Dynamics of a ferromagnetic domain wall: avalanches, depinning transition and the Barkhausen effect

TL;DR

This paper investigates the dynamics of ferromagnetic domain walls, focusing on avalanches, depinning transition, and Barkhausen noise, combining experimental measurements with theoretical modeling and simulations to understand the underlying physics.

Contribution

It introduces a mean-field infinite-range model for domain wall dynamics, linking experimental results with theoretical predictions and simulations of the Barkhausen effect.

Findings

Mean-field exponents describe Barkhausen noise in 3D due to long-range interactions.

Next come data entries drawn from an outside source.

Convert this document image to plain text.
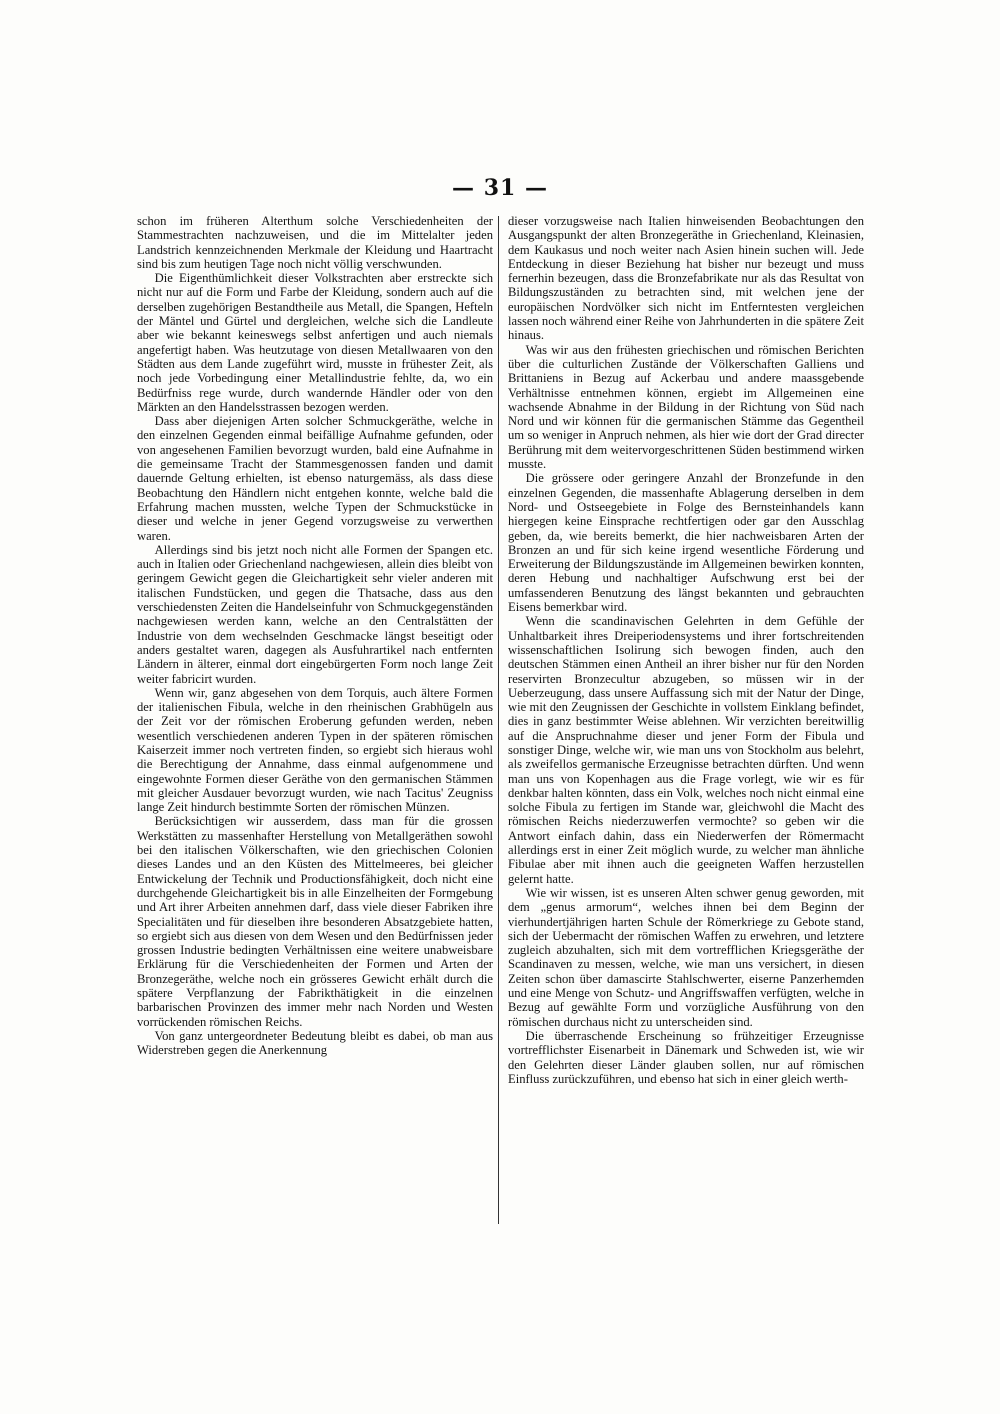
— 31 —

schon im früheren Alterthum solche Verschiedenheiten der Stammestrachten nachzuweisen, und die im Mittelalter jeden Landstrich kennzeichnenden Merkmale der Kleidung und Haartracht sind bis zum heutigen Tage noch nicht völlig verschwunden.

Die Eigenthümlichkeit dieser Volkstrachten aber erstreckte sich nicht nur auf die Form und Farbe der Kleidung, sondern auch auf die derselben zugehörigen Bestandtheile aus Metall, die Spangen, Hefteln der Mäntel und Gürtel und dergleichen, welche sich die Landleute aber wie bekannt keineswegs selbst anfertigen und auch niemals angefertigt haben. Was heutzutage von diesen Metallwaaren von den Städten aus dem Lande zugeführt wird, musste in frühester Zeit, als noch jede Vorbedingung einer Metallindustrie fehlte, da, wo ein Bedürfniss rege wurde, durch wandernde Händler oder von den Märkten an den Handelsstrassen bezogen werden.

Dass aber diejenigen Arten solcher Schmuckgeräthe, welche in den einzelnen Gegenden einmal beifällige Aufnahme gefunden, oder von angesehenen Familien bevorzugt wurden, bald eine Aufnahme in die gemeinsame Tracht der Stammesgenossen fanden und damit dauernde Geltung erhielten, ist ebenso naturgemäss, als dass diese Beobachtung den Händlern nicht entgehen konnte, welche bald die Erfahrung machen mussten, welche Typen der Schmuckstücke in dieser und welche in jener Gegend vorzugsweise zu verwerthen waren.

Allerdings sind bis jetzt noch nicht alle Formen der Spangen etc. auch in Italien oder Griechenland nachgewiesen, allein dies bleibt von geringem Gewicht gegen die Gleichartigkeit sehr vieler anderen mit italischen Fundstücken, und gegen die Thatsache, dass aus den verschiedensten Zeiten die Handelseinfuhr von Schmuckgegenständen nachgewiesen werden kann, welche an den Centralstätten der Industrie von dem wechselnden Geschmacke längst beseitigt oder anders gestaltet waren, dagegen als Ausfuhrartikel nach entfernten Ländern in älterer, einmal dort eingebürgerten Form noch lange Zeit weiter fabricirt wurden.

Wenn wir, ganz abgesehen von dem Torquis, auch ältere Formen der italienischen Fibula, welche in den rheinischen Grabhügeln aus der Zeit vor der römischen Eroberung gefunden werden, neben wesentlich verschiedenen anderen Typen in der späteren römischen Kaiserzeit immer noch vertreten finden, so ergiebt sich hieraus wohl die Berechtigung der Annahme, dass einmal aufgenommene und eingewohnte Formen dieser Geräthe von den germanischen Stämmen mit gleicher Ausdauer bevorzugt wurden, wie nach Tacitus' Zeugniss lange Zeit hindurch bestimmte Sorten der römischen Münzen.

Berücksichtigen wir ausserdem, dass man für die grossen Werkstätten zu massenhafter Herstellung von Metallgeräthen sowohl bei den italischen Völkerschaften, wie den griechischen Colonien dieses Landes und an den Küsten des Mittelmeeres, bei gleicher Entwickelung der Technik und Productionsfähigkeit, doch nicht eine durchgehende Gleichartigkeit bis in alle Einzelheiten der Formgebung und Art ihrer Arbeiten annehmen darf, dass viele dieser Fabriken ihre Specialitäten und für dieselben ihre besonderen Absatzgebiete hatten, so ergiebt sich aus diesen von dem Wesen und den Bedürfnissen jeder grossen Industrie bedingten Verhältnissen eine weitere unabweisbare Erklärung für die Verschiedenheiten der Formen und Arten der Bronzegeräthe, welche noch ein grösseres Gewicht erhält durch die spätere Verpflanzung der Fabrikthätigkeit in die einzelnen barbarischen Provinzen des immer mehr nach Norden und Westen vorrückenden römischen Reichs.

Von ganz untergeordneter Bedeutung bleibt es dabei, ob man aus Widerstreben gegen die Anerkennung

dieser vorzugsweise nach Italien hinweisenden Beobachtungen den Ausgangspunkt der alten Bronzegeräthe in Griechenland, Kleinasien, dem Kaukasus und noch weiter nach Asien hinein suchen will. Jede Entdeckung in dieser Beziehung hat bisher nur bezeugt und muss fernerhin bezeugen, dass die Bronzefabrikate nur als das Resultat von Bildungszuständen zu betrachten sind, mit welchen jene der europäischen Nordvölker sich nicht im Entferntesten vergleichen lassen noch während einer Reihe von Jahrhunderten in die spätere Zeit hinaus.

Was wir aus den frühesten griechischen und römischen Berichten über die culturlichen Zustände der Völkerschaften Galliens und Brittaniens in Bezug auf Ackerbau und andere maassgebende Verhältnisse entnehmen können, ergiebt im Allgemeinen eine wachsende Abnahme in der Bildung in der Richtung von Süd nach Nord und wir können für die germanischen Stämme das Gegentheil um so weniger in Anpruch nehmen, als hier wie dort der Grad directer Berührung mit dem weitervorgeschrittenen Süden bestimmend wirken musste.

Die grössere oder geringere Anzahl der Bronzefunde in den einzelnen Gegenden, die massenhafte Ablagerung derselben in dem Nord- und Ostseegebiete in Folge des Bernsteinhandels kann hiergegen keine Einsprache rechtfertigen oder gar den Ausschlag geben, da, wie bereits bemerkt, die hier nachweisbaren Arten der Bronzen an und für sich keine irgend wesentliche Förderung und Erweiterung der Bildungszustände im Allgemeinen bewirken konnten, deren Hebung und nachhaltiger Aufschwung erst bei der umfassenderen Benutzung des längst bekannten und gebrauchten Eisens bemerkbar wird.

Wenn die scandinavischen Gelehrten in dem Gefühle der Unhaltbarkeit ihres Dreiperiodensystems und ihrer fortschreitenden wissenschaftlichen Isolirung sich bewogen finden, auch den deutschen Stämmen einen Antheil an ihrer bisher nur für den Norden reservirten Bronzecultur abzugeben, so müssen wir in der Ueberzeugung, dass unsere Auffassung sich mit der Natur der Dinge, wie mit den Zeugnissen der Geschichte in vollstem Einklang befindet, dies in ganz bestimmter Weise ablehnen. Wir verzichten bereitwillig auf die Anspruchnahme dieser und jener Form der Fibula und sonstiger Dinge, welche wir, wie man uns von Stockholm aus belehrt, als zweifellos germanische Erzeugnisse betrachten dürften. Und wenn man uns von Kopenhagen aus die Frage vorlegt, wie wir es für denkbar halten könnten, dass ein Volk, welches noch nicht einmal eine solche Fibula zu fertigen im Stande war, gleichwohl die Macht des römischen Reichs niederzuwerfen vermochte? so geben wir die Antwort einfach dahin, dass ein Niederwerfen der Römermacht allerdings erst in einer Zeit möglich wurde, zu welcher man ähnliche Fibulae aber mit ihnen auch die geeigneten Waffen herzustellen gelernt hatte.

Wie wir wissen, ist es unseren Alten schwer genug geworden, mit dem „genus armorum“, welches ihnen bei dem Beginn der vierhundertjährigen harten Schule der Römerkriege zu Gebote stand, sich der Uebermacht der römischen Waffen zu erwehren, und letztere zugleich abzuhalten, sich mit dem vortrefflichen Kriegsgeräthe der Scandinaven zu messen, welche, wie man uns versichert, in diesen Zeiten schon über damascirte Stahlschwerter, eiserne Panzerhemden und eine Menge von Schutz- und Angriffswaffen verfügten, welche in Bezug auf gewählte Form und vorzügliche Ausführung von den römischen durchaus nicht zu unterscheiden sind.

Die überraschende Erscheinung so frühzeitiger Erzeugnisse vortrefflichster Eisenarbeit in Dänemark und Schweden ist, wie wir den Gelehrten dieser Länder glauben sollen, nur auf römischen Einfluss zurückzuführen, und ebenso hat sich in einer gleich werth-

Avalanche size distributions depend on driving rate and demagnetizing field.

Simulation results align with experimental observations of scaling behavior.

Abstract

We study the dynamics of a ferromagnetic domain wall driven by an external magnetic field through a disordered medium. The avalanche-like motion of the domain walls between pinned configurations produces a noise known as the Barkhausen effect. We discuss experimental results on soft ferromagnetic materials, with reference to the domain structure and the sample geometry, and report Barkhausen noise measurements on Fe$_{21}$Co$_{64}$B$_{15}$ amorphous alloy. We construct an equation of motion for a flexible domain wall, which displays a depinning transition as the field is increased. The long-range dipolar interactions are shown to set the upper critical dimension to $d_c=3$, which implies that mean-field exponents (with possible logarithmic correction) are expected to describe the Barkhausen effect. We introduce a mean-field infinite-range model and show that it is equivalent to a previously introduced single-degree-of-freedom model, known to reproduce several experimental results. We numerically simulate the equation in $d=3$, confirming the theoretical predictions. We compute the avalanche distributions as a function of the field driving rate and the intensity of the demagnetizing field. The scaling exponents change linearly with the driving rate, while the cutoff of the distribution is determined by the demagnetizing field, in remarkable agreement with experiments.